I recently hosted a fascinating discussion here at Nesta about the changing face of giving. It was part of the government’s Review of Volunteering and Community Contributions in Later Life, commissioned by recently appointed loneliness minister Tracey Crouch, who has been a long-time advocate of the power of volunteering.
Colleagues from across the charity sector gave their time to chew the fat with me, alongside a number of innovators and a few pioneers in public services who we have got to know through our extensive social action funds.

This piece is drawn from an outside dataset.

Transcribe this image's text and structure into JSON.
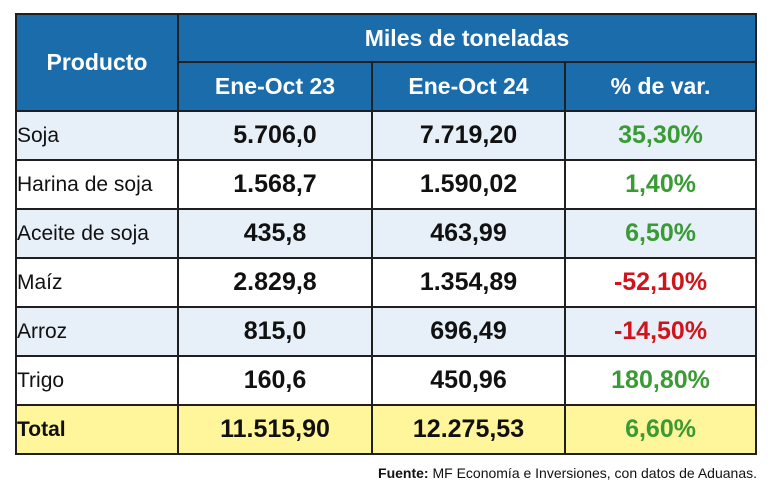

The group set out with the task of identifying some of the trends and technologies that will shape how we give in the future. There are plenty but the three that struck me most were as follows.
I expect we’ll see more about the opportunity to give your data to good causes in the next five years as charities gamify giving and others ask for your browser processing capacity. But as Jamie Ward Smith of Vivo (who founded Do-it.org) pointed out, there might be a limit to the take up and impact of this sort of giving.
We know that people who give their time as 20 year olds are more likely to do so as 50 and 70 year olds because we build a habit of volunteering
Is the same true for latent giving of data where your smartphone sends your data away for medical research? Will you get the benefit of endorphin release from such acts of altruism? Will you kick start a habit of giving? Or will it simply pass you by?
Kieron Kirkland from CAST suggested that whether it's your hard-earned Bitcoin, Ripple, Dash or Ethereum, or any one of the cryptocurrencies being launched in 2018, you will be able to see where your financial donation to charity has gone in exact units because blockchain creates the power to keep a record of where the wealth now resides.
Harnessed well that could put information in the hands of givers, refuting the press headlines of charitable waste and encouraging them to give more as ever penny really is making a difference.
We might just ditch the idea of volunteering altogether. We’ve known for a while that many people give their time but do not identify with the stereotype of volunteers who they see as ‘nice nanas’, and that includes volunteer grandparents themselves.
Whether it's Parkrun or Henpower or residential giving at Abbeyfield, volunteers are motivated to give by community. In fact, they might not see it as volunteering at all, but rather what it means to live in their street or be part of their club.
Tapping into this sense of community and reciprocity, rather than talking about volunteering, could unlock a whole new group of givers who see participation as a norm not a new act – it’s certainly part of the premise behind the exciting Participatory City experiment in Barking and Dagenham.